End-To-End vs. Domain-Specific Statistics

There are two granularities of circuit statistics that users are interested in: high-level statistics conveying the end-to-end performance, and more granular statistics that allow clients to more easily debug performance issues. One example of this split is the E2EMon tool which retrieves up/down state of each domain's segment of a circuit, and then calculates an end-to-end status. Users can then easily look at the overall state of their circuit, as well as the dig down to find the domain at issue if a problem occurs. This separate definition of the end-to-end statistics and lower level statistics becomes more important when active measurement are being collected that span the end-to-end circuit while passive measurements are being collected that measure per-segment information. The circuit monitoring infrastructure should not mandate either end-to-end or segment-specific segments, but should accomodate statistics gathered at both levels of granularity.

Continuous vs. On-Demand Data Collection

Beyond active vs. passive collection, there is another dimension to the collection methodology: whether or not the monitoring happens continuously, is initiated in response to circuit creation, or is initiated at the request of the end user. Many passive metrics can be monitored continuously since the elements being monitored will only exist when the circuits are available, or, for more static elements, the metrics are more generally useful outside of per-circuit monitoring. Active measurements are more likely to be initiated in response to circuit creation or user request since the data collection would interefere with production traffic if it were to run constantly.

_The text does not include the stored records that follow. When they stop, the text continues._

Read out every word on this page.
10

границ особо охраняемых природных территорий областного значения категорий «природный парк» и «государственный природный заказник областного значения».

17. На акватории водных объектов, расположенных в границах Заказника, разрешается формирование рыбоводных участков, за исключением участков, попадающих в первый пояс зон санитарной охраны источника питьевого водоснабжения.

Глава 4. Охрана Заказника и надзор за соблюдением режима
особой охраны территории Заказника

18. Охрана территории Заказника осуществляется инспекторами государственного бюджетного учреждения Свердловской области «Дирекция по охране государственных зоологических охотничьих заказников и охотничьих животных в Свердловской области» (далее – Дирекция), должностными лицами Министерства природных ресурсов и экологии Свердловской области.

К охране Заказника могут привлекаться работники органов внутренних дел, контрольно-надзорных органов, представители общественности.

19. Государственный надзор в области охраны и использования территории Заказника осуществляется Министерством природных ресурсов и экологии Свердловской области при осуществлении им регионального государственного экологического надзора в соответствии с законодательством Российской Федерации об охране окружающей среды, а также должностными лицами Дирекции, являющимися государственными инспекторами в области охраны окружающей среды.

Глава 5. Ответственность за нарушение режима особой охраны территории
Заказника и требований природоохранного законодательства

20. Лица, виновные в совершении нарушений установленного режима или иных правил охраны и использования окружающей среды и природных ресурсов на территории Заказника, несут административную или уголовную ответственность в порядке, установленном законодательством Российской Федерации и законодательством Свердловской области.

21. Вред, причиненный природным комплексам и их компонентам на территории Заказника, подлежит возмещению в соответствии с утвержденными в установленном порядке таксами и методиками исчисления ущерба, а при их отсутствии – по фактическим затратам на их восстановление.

To allow for the addition of measurement data that may need to be collected using either metric, the dynamic circuit monitoring infrastructure must not mandate a specific type of data collection.

Centralized vs. Decentralized Measurement Archives

There are two envisioned paradigms for storing the measurement data to allow clients to retrieve them: centralized and decentralized. In the centralized model, each institution has a single service that holds all measurement data. This has the advantage of allowing for a single well known location from which all data can be obtained. It also matches the current circuit reservation model which expects that clients will only interact with a single entity, the inter-domain controller, in a given institution. However, differences between circuit reservation and measurement collection and provision mean that this model will not work for all institutions.

In the circuit reservation model, there needs to be one entity whose role it is to arbitrate access to the various resources. This leads naturally to the single inter-domain controller model. For measurement, there can be numerous different agents collecting network statistics. As a domain begins making more and more network measurements, the feasibility of a single locus of measurement data becomes infeasible. An example of this would include a instution like ESnet, which is monitoring both OWAMP and SNMP data across their domains. The wide range of network elements contributing data to each archive means that the machine collecting each type of data is heavily loaded. Combining both types of data collection onto a single machine would put heavy strain on that machine, necessitating a much more expensive machine, and hard drive configuration. In order to scale effectively, domains like ESnet need the ability to split their measurement archives based on geographic location, type of measurement data, or some other metric.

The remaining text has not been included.